Grâce au film événement et ultra médiatisé de Tim Burton, 2010 aura été l'année Alice au pays des merveilles. Même les programmes scolaires s'y sont mis. Comme je n'ai pas pu y échapper, je vous présente donc cette fois-ci la version BD du roman de Lewis Caroll, ou plutôt les versions, car il se trouve que j'ai pu en confronter deux.
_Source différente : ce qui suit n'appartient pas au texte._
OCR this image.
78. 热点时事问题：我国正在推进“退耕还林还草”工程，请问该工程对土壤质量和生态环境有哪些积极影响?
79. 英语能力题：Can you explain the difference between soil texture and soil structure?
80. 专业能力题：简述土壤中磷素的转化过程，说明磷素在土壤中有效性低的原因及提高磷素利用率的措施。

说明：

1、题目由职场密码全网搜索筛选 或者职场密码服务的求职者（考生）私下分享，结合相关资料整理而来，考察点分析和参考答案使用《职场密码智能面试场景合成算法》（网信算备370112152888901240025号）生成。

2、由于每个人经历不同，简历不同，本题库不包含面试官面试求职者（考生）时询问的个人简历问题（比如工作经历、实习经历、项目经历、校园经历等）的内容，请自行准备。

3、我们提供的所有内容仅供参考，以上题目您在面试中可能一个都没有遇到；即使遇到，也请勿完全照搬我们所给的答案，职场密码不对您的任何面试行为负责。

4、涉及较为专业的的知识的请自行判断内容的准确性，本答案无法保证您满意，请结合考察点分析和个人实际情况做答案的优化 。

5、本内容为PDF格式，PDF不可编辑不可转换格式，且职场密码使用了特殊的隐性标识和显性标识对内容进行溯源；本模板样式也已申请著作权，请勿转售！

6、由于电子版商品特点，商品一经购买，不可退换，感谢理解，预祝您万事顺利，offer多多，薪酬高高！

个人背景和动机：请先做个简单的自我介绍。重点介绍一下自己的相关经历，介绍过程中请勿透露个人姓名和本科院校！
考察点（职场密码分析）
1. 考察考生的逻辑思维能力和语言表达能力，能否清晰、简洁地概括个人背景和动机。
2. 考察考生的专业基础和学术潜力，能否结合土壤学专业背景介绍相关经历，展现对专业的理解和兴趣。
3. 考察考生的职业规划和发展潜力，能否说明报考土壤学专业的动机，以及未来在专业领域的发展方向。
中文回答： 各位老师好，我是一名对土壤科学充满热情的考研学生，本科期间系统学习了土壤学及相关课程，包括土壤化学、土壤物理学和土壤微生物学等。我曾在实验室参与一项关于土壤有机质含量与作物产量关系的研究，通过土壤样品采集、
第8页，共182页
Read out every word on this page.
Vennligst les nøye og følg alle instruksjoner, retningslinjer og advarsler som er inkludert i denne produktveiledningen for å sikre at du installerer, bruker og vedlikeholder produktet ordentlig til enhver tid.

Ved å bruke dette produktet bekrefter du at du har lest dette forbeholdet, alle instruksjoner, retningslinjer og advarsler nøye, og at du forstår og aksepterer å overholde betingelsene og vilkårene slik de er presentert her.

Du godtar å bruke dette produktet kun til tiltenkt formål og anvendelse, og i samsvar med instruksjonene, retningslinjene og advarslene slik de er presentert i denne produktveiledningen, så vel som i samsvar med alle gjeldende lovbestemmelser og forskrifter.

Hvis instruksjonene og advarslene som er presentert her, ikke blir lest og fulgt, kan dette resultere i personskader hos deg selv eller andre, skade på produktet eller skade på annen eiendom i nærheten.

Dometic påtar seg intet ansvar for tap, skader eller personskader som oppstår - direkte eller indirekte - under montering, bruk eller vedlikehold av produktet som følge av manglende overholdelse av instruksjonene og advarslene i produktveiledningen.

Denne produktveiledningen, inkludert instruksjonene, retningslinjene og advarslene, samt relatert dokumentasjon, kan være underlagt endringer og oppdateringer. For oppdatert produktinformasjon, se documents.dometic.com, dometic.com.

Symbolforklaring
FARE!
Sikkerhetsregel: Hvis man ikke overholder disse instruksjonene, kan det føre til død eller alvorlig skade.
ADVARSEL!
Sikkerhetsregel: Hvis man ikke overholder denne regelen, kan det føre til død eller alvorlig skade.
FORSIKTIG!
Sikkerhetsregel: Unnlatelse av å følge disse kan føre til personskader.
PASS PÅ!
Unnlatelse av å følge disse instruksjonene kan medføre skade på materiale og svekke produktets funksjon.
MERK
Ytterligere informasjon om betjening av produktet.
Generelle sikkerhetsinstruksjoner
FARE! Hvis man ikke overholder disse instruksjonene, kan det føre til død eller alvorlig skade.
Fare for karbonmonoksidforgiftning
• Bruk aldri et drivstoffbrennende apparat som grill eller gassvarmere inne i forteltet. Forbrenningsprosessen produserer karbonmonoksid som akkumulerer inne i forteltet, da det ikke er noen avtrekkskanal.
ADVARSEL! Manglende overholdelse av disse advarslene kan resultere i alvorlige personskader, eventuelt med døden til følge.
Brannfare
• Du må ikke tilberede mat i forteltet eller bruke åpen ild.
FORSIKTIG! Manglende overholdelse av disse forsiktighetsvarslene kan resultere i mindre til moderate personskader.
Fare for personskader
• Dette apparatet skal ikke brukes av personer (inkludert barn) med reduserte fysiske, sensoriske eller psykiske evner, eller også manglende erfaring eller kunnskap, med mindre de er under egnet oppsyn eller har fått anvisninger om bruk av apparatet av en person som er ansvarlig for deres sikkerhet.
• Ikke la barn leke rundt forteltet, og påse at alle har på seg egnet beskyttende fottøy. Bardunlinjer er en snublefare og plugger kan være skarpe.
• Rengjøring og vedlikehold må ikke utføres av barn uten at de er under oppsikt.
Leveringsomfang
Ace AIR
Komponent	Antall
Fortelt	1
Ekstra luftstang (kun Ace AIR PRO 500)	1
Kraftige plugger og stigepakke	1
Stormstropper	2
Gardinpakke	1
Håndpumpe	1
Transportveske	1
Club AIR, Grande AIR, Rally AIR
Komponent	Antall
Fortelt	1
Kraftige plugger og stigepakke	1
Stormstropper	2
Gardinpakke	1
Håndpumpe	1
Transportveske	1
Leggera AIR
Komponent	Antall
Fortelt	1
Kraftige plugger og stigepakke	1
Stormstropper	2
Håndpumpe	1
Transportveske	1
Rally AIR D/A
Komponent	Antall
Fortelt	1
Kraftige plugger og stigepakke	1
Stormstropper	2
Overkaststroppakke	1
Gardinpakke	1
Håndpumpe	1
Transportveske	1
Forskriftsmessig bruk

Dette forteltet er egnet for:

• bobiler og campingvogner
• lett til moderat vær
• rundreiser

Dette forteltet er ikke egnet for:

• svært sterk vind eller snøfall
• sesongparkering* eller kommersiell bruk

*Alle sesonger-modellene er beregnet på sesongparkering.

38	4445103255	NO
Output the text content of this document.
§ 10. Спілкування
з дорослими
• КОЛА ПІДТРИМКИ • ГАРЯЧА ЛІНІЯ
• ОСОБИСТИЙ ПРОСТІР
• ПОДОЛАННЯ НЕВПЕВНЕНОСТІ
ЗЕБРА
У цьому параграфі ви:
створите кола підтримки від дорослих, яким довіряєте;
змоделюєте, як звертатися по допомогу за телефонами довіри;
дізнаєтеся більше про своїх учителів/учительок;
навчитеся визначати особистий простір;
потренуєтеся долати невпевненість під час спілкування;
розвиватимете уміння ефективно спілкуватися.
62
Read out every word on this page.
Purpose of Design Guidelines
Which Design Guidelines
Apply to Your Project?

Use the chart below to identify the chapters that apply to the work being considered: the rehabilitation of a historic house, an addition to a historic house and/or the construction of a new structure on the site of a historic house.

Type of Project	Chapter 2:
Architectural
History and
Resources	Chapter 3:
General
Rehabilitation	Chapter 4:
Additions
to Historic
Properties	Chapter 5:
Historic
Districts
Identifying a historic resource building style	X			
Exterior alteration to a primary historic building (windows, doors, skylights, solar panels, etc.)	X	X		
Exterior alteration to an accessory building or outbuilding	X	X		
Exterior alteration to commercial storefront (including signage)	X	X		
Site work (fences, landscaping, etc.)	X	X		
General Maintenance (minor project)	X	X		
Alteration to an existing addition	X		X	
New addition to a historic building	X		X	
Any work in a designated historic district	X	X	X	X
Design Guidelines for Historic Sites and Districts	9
Alice_au_Pays_des_MerveillesLa première, mise en scène par Léah Moore, s'inscrit dans la plus pure tradition des représentations d'Alice. Très fidèle, elle nous présente une petite fille blonde en robe bleue, espiègle mais innocente. Notre blondinette se précipite dans le terrier du lapin blanc et entre dans un monde coloré au trait franc et réaliste. Car ce dessin reprends également le plus pure style des comics américains: c'est un véritable dessin animé, direct et rythmé, avec un petit côté art déco qui n'est pas pour me déplaire. Ainsi, la mise en page change dès que l'on rentre dans l'une des nombreuses chansons ou histoires contées par Alice ou un des personnages. Les couleurs sont vives, et l'iconographie reprend volontiers celle de Disney que nous avons tous en tête sans pour autant la copier (mais il faut dire que celle de Disney restait très proche de celle de Tenniel voulue par Carroll). Cette bande-dessinée nous happe donc très vite, et à la bonne idée de se poursuivre avec De l'autre côté du miroir dans un deuxième tome. Très fidèle, très plaisante, cette adaptation a donc tout pour plaire.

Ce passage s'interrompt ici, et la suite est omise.